The systematic review is ongoing. We are now in the process of conducting the search of electronic databases and expect to complete the review by September 2021. The key findings from this study will allow us to identify best practices of IPE implementation, as well as its effectiveness in health professions education programs and its impacts on IPCP. We will also scrutinize the strengths, weaknesses, and challenges of the included studies as well as the limitations of our systematic review itself. Furthermore, we will examine and compare our results with those of previously published reviews to identify whether included studies have addressed the IPE-relevant shortcomings since. Finally, we will discuss potential contradictory findings, recognize gaps in the literature, and offer recommendations for future research and practice.

List Of Abbreviations

WHO: World Health Organization (WHO)

IPE: Interprofessional education (IPE)

IPCP: Interprofessional collaborative practice (IPCP)
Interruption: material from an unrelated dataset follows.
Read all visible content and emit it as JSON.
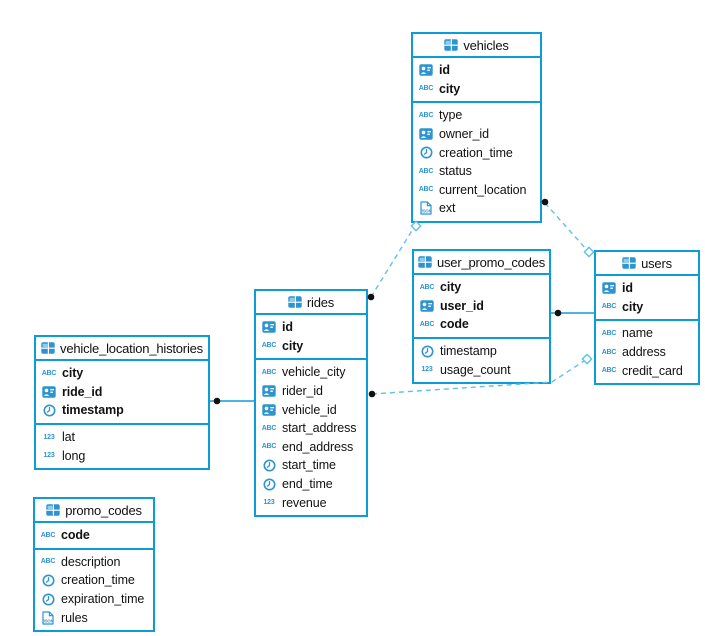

PRISMA-P: Preferred Reporting Items for Systematic Review and Meta-Analysis Protocols

PICOS: Participants, Intervention, Comparison, Outcomes, and Study Design

CIHC: Canadian Interprofessional Health Collaborative

PROSPERO: International Prospective Register of Systematic Reviews

CINAHL: Cumulative Index to Nursing and Allied Health Literature

ERIC: Education Resources Information Center

MMAT: Mixed Methods Appraisal Tool

GRADE: Grading of Recommendations, Assessment, Development, and Evaluations


Ethics Approval and Consent to Participate

Not applicable.

Consent for Publication

Not applicable.

Availability of Data and Materials

The search strategies of individual electronic databases for the current study are available from the corresponding author upon request.

Competing Interests

The authors declare that they have no competing interests.


Not applicable.

Authors’ Contributions

MA is the guarantor and the corresponding author of this article. MA drafted the manuscript. Both authors contributed to the development of the inclusion and exclusion criteria, the search strategy, the data extraction criteria, and the strategy for the evaluation of included studies. AP provided statistical expertise. Both authors read, provided feedback, and approved the final manuscript.


We would like to thank librarians Denise Horoky and David Le Sauvage from Western Libraries for their guidance in the search methods and for reviewing the search strategy presented in this protocol. We would also like to thank Ruby Grymonpre from the CIHC for her expertise in the subject matter and assistance in establishing our inclusion and exclusion criteria.